By Cole Tracy
Boston, MA – The Copley Society of Art and Harvard Club of Boston’s “Cambridge on Canvas” event celebrating the Head of the Charles, Harvard University and the City of Cambridge on October 17 made Cambridge’s Harvard Club an exciting space to be in. A small jazz band worked in the corner while the extremely well dressed patrons tapped their feet and munched on hors d’oeuvres, examining the art placed on easels around the room.
The group show was very thematic. Except for a few exceptions — notably several still life works and one of a ballerina in motion — the paintings all focused on the beauty of Cambridge. There were many paintings of the Charles River, Harvard Square and iconic Harvard buildings surrounded by beautiful foliage and students milling about.

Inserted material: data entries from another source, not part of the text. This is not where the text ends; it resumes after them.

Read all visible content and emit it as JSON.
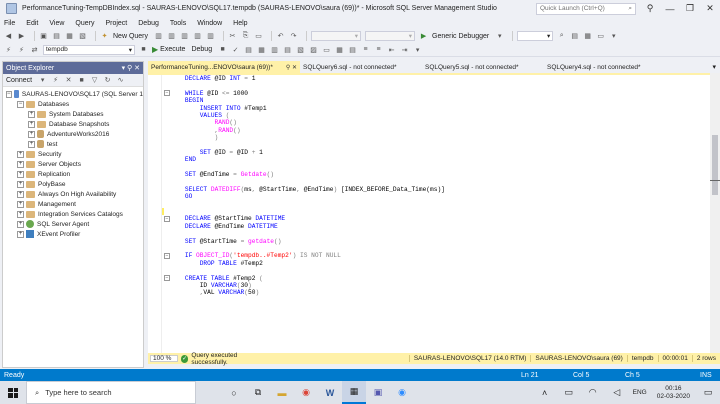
{
  "window": {
    "title": "PerformanceTuning-TempDBIndex.sql - SAURAS-LENOVO\\SQL17.tempdb (SAURAS-LENOVO\\saura (69))* - Microsoft SQL Server Management Studio",
    "quick_launch_placeholder": "Quick Launch (Ctrl+Q)"
  },
  "menu": [
    "File",
    "Edit",
    "View",
    "Query",
    "Project",
    "Debug",
    "Tools",
    "Window",
    "Help"
  ],
  "toolbar": {
    "new_query": "New Query",
    "generic_debugger": "Generic Debugger",
    "database": "tempdb",
    "execute": "Execute",
    "debug": "Debug"
  },
  "object_explorer": {
    "title": "Object Explorer",
    "connect": "Connect",
    "tree": [
      {
        "label": "SAURAS-LENOVO\\SQL17 (SQL Server 1",
        "level": 0,
        "exp": "-",
        "icon": "server"
      },
      {
        "label": "Databases",
        "level": 1,
        "exp": "-",
        "icon": "folder"
      },
      {
        "label": "System Databases",
        "level": 2,
        "exp": "+",
        "icon": "folder"
      },
      {
        "label": "Database Snapshots",
        "level": 2,
        "exp": "+",
        "icon": "folder"
      },
      {
        "label": "AdventureWorks2016",
        "level": 2,
        "exp": "+",
        "icon": "db"
      },
      {
        "label": "test",
        "level": 2,
        "exp": "+",
        "icon": "db"
      },
      {
        "label": "Security",
        "level": 1,
        "exp": "+",
        "icon": "folder"
      },
      {
        "label": "Server Objects",
        "level": 1,
        "exp": "+",
        "icon": "folder"
      },
      {
        "label": "Replication",
        "level": 1,
        "exp": "+",
        "icon": "folder"
      },
      {
        "label": "PolyBase",
        "level": 1,
        "exp": "+",
        "icon": "folder"
      },
      {
        "label": "Always On High Availability",
        "level": 1,
        "exp": "+",
        "icon": "folder"
      },
      {
        "label": "Management",
        "level": 1,
        "exp": "+",
        "icon": "folder"
      },
      {
        "label": "Integration Services Catalogs",
        "level": 1,
        "exp": "+",
        "icon": "folder"
      },
      {
        "label": "SQL Server Agent",
        "level": 1,
        "exp": "+",
        "icon": "agent"
      },
      {
        "label": "XEvent Profiler",
        "level": 1,
        "exp": "+",
        "icon": "xe"
      }
    ]
  },
  "tabs": [
    {
      "label": "PerformanceTuning...ENOVO\\saura (69))*",
      "active": true
    },
    {
      "label": "SQLQuery6.sql - not connected*",
      "active": false
    },
    {
      "label": "SQLQuery5.sql - not connected*",
      "active": false
    },
    {
      "label": "SQLQuery4.sql - not connected*",
      "active": false
    }
  ],
  "code_lines": [
    [
      [
        "kw",
        "    DECLARE "
      ],
      [
        "id",
        "@ID "
      ],
      [
        "kw",
        "INT "
      ],
      [
        "op",
        "= "
      ],
      [
        "id",
        "1"
      ]
    ],
    [],
    [
      [
        "kw",
        "    WHILE "
      ],
      [
        "id",
        "@ID "
      ],
      [
        "op",
        "<= "
      ],
      [
        "id",
        "1000"
      ]
    ],
    [
      [
        "kw",
        "    BEGIN"
      ]
    ],
    [
      [
        "kw",
        "        INSERT INTO "
      ],
      [
        "id",
        "#Temp1"
      ]
    ],
    [
      [
        "kw",
        "        VALUES "
      ],
      [
        "op",
        "("
      ]
    ],
    [
      [
        "fn",
        "            RAND"
      ],
      [
        "op",
        "()"
      ]
    ],
    [
      [
        "op",
        "            ,"
      ],
      [
        "fn",
        "RAND"
      ],
      [
        "op",
        "()"
      ]
    ],
    [
      [
        "op",
        "            )"
      ]
    ],
    [],
    [
      [
        "kw",
        "        SET "
      ],
      [
        "id",
        "@ID "
      ],
      [
        "op",
        "= "
      ],
      [
        "id",
        "@ID "
      ],
      [
        "op",
        "+ "
      ],
      [
        "id",
        "1"
      ]
    ],
    [
      [
        "kw",
        "    END"
      ]
    ],
    [],
    [
      [
        "kw",
        "    SET "
      ],
      [
        "id",
        "@EndTime "
      ],
      [
        "op",
        "= "
      ],
      [
        "fn",
        "Getdate"
      ],
      [
        "op",
        "()"
      ]
    ],
    [],
    [
      [
        "kw",
        "    SELECT "
      ],
      [
        "fn",
        "DATEDIFF"
      ],
      [
        "op",
        "("
      ],
      [
        "id",
        "ms"
      ],
      [
        "op",
        ", "
      ],
      [
        "id",
        "@StartTime"
      ],
      [
        "op",
        ", "
      ],
      [
        "id",
        "@EndTime"
      ],
      [
        "op",
        ") "
      ],
      [
        "id",
        "[INDEX_BEFORE_Data_Time(ms)]"
      ]
    ],
    [
      [
        "kw",
        "    GO"
      ]
    ],
    [],
    [],
    [
      [
        "kw",
        "    DECLARE "
      ],
      [
        "id",
        "@StartTime "
      ],
      [
        "kw",
        "DATETIME"
      ]
    ],
    [
      [
        "kw",
        "    DECLARE "
      ],
      [
        "id",
        "@EndTime "
      ],
      [
        "kw",
        "DATETIME"
      ]
    ],
    [],
    [
      [
        "kw",
        "    SET "
      ],
      [
        "id",
        "@StartTime "
      ],
      [
        "op",
        "= "
      ],
      [
        "fn",
        "getdate"
      ],
      [
        "op",
        "()"
      ]
    ],
    [],
    [
      [
        "kw",
        "    IF "
      ],
      [
        "fn",
        "OBJECT_ID"
      ],
      [
        "op",
        "("
      ],
      [
        "str",
        "'tempdb..#Temp2'"
      ],
      [
        "op",
        ") "
      ],
      [
        "op",
        "IS NOT NULL"
      ]
    ],
    [
      [
        "kw",
        "        DROP TABLE "
      ],
      [
        "id",
        "#Temp2"
      ]
    ],
    [],
    [
      [
        "kw",
        "    CREATE TABLE "
      ],
      [
        "id",
        "#Temp2 "
      ],
      [
        "op",
        "("
      ]
    ],
    [
      [
        "id",
        "        ID "
      ],
      [
        "kw",
        "VARCHAR"
      ],
      [
        "op",
        "("
      ],
      [
        "id",
        "30"
      ],
      [
        "op",
        ")"
      ]
    ],
    [
      [
        "op",
        "        ,"
      ],
      [
        "id",
        "VAL "
      ],
      [
        "kw",
        "VARCHAR"
      ],
      [
        "op",
        "("
      ],
      [
        "id",
        "50"
      ],
      [
        "op",
        ")"
      ]
    ]
  ],
  "editor": {
    "zoom": "100 %"
  },
  "query_status": {
    "message": "Query executed successfully.",
    "server": "SAURAS-LENOVO\\SQL17 (14.0 RTM)",
    "user": "SAURAS-LENOVO\\saura (69)",
    "database": "tempdb",
    "elapsed": "00:00:01",
    "rows": "2 rows"
  },
  "status_bar": {
    "ready": "Ready",
    "ln": "Ln 21",
    "col": "Col 5",
    "ch": "Ch 5",
    "ins": "INS"
  },
  "taskbar": {
    "search_placeholder": "Type here to search",
    "lang": "ENG",
    "time": "00:16",
    "date": "02-03-2020"
  },
  "colors": {
    "accent": "#007acc",
    "oe_header": "#5d6b99",
    "active_tab": "#fff1a8"
  }
}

The vibrant culture of rowing surrounding Harvard was covered well. Kathleen Breeden used extreme clarity to paint full scenes of singular rowers gliding peacefully through the river at dusk. Eli Cedrone took a more painterly style, with paint buildup and brushstrokes visible, which emphasized the motion and movement of rowers.

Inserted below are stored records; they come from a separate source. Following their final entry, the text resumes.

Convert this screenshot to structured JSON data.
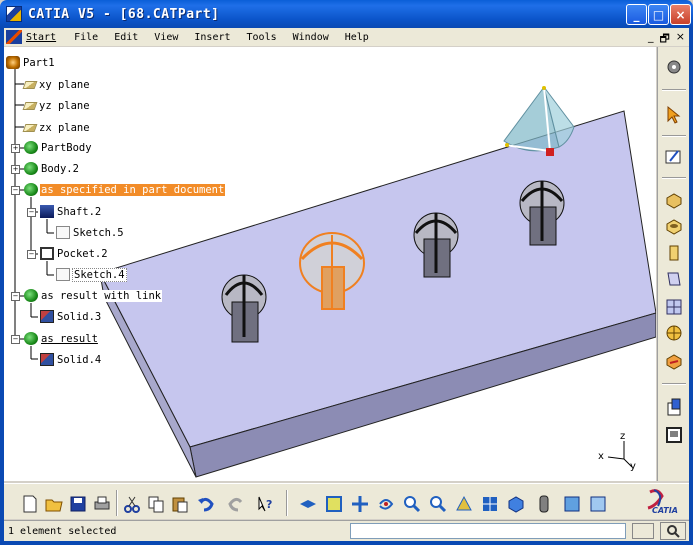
{
  "window": {
    "title": "CATIA V5 - [68.CATPart]",
    "min_symbol": "_",
    "max_symbol": "□",
    "close_symbol": "×"
  },
  "menu": {
    "items": [
      "Start",
      "File",
      "Edit",
      "View",
      "Insert",
      "Tools",
      "Window",
      "Help"
    ],
    "mdi_min": "_",
    "mdi_restore": "🗗",
    "mdi_close": "×"
  },
  "tree": {
    "root": "Part1",
    "nodes": [
      {
        "label": "xy plane",
        "icon": "plane-icon"
      },
      {
        "label": "yz plane",
        "icon": "plane-icon"
      },
      {
        "label": "zx plane",
        "icon": "plane-icon"
      },
      {
        "label": "PartBody",
        "icon": "body-icon"
      },
      {
        "label": "Body.2",
        "icon": "body-icon"
      },
      {
        "label": "as specified in part document",
        "icon": "body-icon"
      },
      {
        "label": "Shaft.2",
        "icon": "shaft-icon"
      },
      {
        "label": "Sketch.5",
        "icon": "sketch-icon"
      },
      {
        "label": "Pocket.2",
        "icon": "pocket-icon"
      },
      {
        "label": "Sketch.4",
        "icon": "sketch-icon"
      },
      {
        "label": "as result with link",
        "icon": "body-icon"
      },
      {
        "label": "Solid.3",
        "icon": "solid-icon"
      },
      {
        "label": "as result",
        "icon": "body-icon"
      },
      {
        "label": "Solid.4",
        "icon": "solid-icon"
      }
    ],
    "highlight_color": "#f28c28"
  },
  "compass": {
    "x": "x",
    "y": "y",
    "z": "z"
  },
  "colors": {
    "plate_top": "#c8c8f0",
    "plate_side": "#9090b8",
    "selection": "#f08020",
    "title_blue": "#0a54c9"
  },
  "status": {
    "text": "1 element selected",
    "command_value": ""
  },
  "logo": {
    "text": "CATIA"
  }
}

Several others chose street scenes to include the urbanity that contrasts well with the natural beauty among much of Cambridge. Joan A. Beanacle painted an impressionist-esque scene of Harvard Square’s Out of Town magazine stand. The people blend with their surroundings and several speedily peruse selections on their way to work, presumably. The essence of scene is captured well.
Oana Lauric paints a street scene in an entirely different and more formal style (of Bow Street and Mass. Ave., I believe). The light is coming in diagonally and the shapes are all very angular. The pedestrians crossing the street are painted in silhouettes and are abstract yet formally rendered in reflections from the wet ground. It points out the beauty of historical buildings in contrast with more modern architecture and city life occurring today, with the use of yellows, reds and blues blending well with the brownstones to show the local color as well.
Overall, the event was an exciting time for Harvard affiliates and graduates to socialize and purchase art for a good cause — 10 percent of all profits went to the Children’s Art Initiatives at the United South End Settlement House. The art was diversely painted yet focused around various themes surrounding the culture of Cambridge.